Rinaldi has a nice and breezy, economic style, which keeps things moving along and works best when he’s explaining the contexts of club rivalries, or the back stories of an individual player or coach at a crucial moment in their careers. For anyone looking for a decent primer on the history of post-war Italian football, there’s much to enjoy here.

However, despite its slight size (less than 100 pages) this is definitely a book best dipped into. Those match reports soon start to blur a little and you could miss out on some nice details, especially when it comes to the quotes, the majority sourced from contemporary press cuttings. Inter’s Sandro Mazzola remembering when, as an 18-year-old, a club car was sent around to pick him up after he sat his accountancy exams and drive him straight to the stadium for a game against Juventus; the claims that jars of “Berlsuconi’s Tears” were sold on the streets of Naples after Napoli won the 1990 scudetto; Claudio Ranieri snapping at journalists after his Fiorentina team were on the receiving end of an 8-2 tonking from Zdenek Zeman’s Lazio.

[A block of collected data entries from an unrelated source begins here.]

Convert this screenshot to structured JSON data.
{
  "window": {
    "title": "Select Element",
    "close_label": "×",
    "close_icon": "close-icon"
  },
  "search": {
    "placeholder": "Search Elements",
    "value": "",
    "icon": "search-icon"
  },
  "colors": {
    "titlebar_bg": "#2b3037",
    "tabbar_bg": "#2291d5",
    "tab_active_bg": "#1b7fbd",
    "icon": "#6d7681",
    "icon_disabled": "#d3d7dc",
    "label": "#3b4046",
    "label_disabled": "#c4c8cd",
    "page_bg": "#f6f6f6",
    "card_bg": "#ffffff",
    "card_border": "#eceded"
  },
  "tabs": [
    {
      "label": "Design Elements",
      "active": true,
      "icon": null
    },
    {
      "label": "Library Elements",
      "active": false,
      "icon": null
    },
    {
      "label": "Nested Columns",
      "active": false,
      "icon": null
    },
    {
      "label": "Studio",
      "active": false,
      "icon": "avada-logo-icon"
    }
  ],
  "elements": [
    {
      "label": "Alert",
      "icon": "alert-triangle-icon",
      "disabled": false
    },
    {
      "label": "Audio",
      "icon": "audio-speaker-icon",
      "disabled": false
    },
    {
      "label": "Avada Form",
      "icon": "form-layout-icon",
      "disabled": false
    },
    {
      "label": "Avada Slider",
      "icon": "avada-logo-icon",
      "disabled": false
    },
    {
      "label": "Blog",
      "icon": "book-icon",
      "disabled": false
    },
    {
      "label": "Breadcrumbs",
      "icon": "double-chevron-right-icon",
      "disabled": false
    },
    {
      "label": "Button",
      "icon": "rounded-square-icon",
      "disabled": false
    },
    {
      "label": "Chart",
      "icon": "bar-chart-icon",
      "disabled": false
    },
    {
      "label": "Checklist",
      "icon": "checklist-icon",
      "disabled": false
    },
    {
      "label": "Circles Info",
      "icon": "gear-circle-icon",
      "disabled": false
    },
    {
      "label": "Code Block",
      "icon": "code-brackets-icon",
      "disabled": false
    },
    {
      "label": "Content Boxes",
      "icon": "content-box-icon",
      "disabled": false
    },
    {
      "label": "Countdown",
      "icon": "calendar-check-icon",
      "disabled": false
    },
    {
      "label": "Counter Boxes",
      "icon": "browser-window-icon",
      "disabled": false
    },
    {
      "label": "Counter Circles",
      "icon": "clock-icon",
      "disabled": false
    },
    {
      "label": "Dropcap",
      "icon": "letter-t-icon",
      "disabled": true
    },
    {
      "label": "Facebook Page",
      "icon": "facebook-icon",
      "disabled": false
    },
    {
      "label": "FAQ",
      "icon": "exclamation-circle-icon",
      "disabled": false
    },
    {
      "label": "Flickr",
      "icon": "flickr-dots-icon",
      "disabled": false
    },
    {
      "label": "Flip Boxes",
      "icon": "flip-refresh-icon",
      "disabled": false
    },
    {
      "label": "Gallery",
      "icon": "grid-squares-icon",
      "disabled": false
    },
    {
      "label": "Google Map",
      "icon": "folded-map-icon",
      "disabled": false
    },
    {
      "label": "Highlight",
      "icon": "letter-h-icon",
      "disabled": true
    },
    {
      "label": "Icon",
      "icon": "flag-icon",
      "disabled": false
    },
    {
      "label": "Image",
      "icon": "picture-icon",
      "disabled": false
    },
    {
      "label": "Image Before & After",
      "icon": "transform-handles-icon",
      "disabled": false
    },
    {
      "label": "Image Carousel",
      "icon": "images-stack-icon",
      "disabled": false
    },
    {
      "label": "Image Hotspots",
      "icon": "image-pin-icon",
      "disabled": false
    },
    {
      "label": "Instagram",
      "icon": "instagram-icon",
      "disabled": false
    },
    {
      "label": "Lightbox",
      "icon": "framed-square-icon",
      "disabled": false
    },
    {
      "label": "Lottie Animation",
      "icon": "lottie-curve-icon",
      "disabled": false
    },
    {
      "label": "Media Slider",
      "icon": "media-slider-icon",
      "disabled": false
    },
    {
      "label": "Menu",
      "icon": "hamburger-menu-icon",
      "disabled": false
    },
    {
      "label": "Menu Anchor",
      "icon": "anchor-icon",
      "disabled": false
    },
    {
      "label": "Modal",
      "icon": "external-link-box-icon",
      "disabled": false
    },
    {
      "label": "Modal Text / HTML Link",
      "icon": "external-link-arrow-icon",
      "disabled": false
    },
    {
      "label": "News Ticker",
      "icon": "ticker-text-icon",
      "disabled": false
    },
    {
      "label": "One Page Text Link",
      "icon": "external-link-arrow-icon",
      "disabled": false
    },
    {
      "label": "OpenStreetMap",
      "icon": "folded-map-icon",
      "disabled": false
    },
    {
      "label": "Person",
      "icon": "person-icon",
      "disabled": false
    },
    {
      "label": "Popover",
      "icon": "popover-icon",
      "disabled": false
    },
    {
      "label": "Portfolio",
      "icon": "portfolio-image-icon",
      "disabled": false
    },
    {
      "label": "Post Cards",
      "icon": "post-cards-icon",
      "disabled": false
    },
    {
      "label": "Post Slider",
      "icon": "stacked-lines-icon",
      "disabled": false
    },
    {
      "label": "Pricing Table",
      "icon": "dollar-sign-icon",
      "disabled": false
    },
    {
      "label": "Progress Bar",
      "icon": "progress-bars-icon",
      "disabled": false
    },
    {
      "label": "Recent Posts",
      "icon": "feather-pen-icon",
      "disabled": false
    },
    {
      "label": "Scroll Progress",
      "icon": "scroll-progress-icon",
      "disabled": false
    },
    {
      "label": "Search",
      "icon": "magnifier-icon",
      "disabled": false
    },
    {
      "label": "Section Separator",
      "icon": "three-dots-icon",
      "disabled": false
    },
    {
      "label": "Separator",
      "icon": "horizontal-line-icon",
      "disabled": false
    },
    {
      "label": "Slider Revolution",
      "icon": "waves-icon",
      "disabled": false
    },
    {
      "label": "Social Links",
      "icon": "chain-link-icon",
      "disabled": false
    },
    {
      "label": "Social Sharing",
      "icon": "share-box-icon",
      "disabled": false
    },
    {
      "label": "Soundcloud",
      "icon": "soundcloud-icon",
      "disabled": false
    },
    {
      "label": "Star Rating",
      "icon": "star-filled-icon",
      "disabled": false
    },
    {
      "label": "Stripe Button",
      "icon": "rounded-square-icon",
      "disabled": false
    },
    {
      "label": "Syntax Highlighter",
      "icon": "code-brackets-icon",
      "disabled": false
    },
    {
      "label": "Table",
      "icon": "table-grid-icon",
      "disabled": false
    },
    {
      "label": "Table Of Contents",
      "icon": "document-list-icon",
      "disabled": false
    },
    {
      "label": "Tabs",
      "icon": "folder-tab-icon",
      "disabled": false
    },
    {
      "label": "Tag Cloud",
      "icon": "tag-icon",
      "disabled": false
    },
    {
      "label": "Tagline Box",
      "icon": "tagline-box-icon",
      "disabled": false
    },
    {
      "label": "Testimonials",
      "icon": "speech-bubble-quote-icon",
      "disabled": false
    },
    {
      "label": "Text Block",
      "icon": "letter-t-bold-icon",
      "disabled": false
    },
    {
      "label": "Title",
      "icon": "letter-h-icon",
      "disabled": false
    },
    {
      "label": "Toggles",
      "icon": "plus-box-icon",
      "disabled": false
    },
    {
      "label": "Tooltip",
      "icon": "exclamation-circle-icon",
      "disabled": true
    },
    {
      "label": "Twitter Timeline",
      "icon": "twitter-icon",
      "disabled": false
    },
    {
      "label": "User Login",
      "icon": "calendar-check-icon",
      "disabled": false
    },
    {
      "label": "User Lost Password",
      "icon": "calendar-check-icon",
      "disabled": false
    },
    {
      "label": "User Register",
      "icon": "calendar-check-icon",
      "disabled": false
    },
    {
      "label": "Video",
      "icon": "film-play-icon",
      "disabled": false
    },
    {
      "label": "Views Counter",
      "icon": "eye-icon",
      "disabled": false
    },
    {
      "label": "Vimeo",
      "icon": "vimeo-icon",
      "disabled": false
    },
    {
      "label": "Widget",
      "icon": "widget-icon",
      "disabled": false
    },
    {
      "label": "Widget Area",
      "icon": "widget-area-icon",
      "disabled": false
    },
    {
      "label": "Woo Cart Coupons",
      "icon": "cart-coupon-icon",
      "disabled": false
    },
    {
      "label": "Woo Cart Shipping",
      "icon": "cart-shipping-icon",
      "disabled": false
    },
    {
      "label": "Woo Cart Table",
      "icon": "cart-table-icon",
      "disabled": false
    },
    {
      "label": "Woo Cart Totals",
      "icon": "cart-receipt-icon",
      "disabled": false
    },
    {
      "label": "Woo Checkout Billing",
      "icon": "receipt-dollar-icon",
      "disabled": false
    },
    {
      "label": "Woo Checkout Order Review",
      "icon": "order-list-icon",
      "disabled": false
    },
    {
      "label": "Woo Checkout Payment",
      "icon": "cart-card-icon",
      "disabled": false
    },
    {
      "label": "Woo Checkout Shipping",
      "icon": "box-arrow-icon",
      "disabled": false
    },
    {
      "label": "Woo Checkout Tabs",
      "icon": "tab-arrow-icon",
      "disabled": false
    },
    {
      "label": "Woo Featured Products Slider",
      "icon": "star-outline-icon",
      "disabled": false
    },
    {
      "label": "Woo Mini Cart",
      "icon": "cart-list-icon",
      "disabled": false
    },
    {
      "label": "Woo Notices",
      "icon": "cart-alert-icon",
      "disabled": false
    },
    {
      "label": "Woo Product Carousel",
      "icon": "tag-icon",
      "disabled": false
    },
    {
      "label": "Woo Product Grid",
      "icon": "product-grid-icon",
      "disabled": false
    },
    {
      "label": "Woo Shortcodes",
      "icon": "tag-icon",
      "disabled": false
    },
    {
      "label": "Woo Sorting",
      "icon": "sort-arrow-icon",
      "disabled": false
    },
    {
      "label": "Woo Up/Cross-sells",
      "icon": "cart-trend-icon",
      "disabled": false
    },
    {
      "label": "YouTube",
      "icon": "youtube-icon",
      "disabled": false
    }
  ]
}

If I have any gripes, and with a £1.53 asking price it seems pretty churlish to have any at all, it would be the lack of match summaries – a couple of lines of which could sit underneath the chapter headings. There’s no mention of the final score, let alone other stats (scorers, times, actual dates as opposed to simply the month, attendance figures), which can make things confusing when trying to follow the narrative of a report, especially if you are just dipping in. Some images would be nice too, though I appreciate we’re still in the relatively early stages of ebook technology. Hopefully, along with a sympathetic editing job, we can get to enjoy a more fully rounded reading experience one fine day when a print edition appears.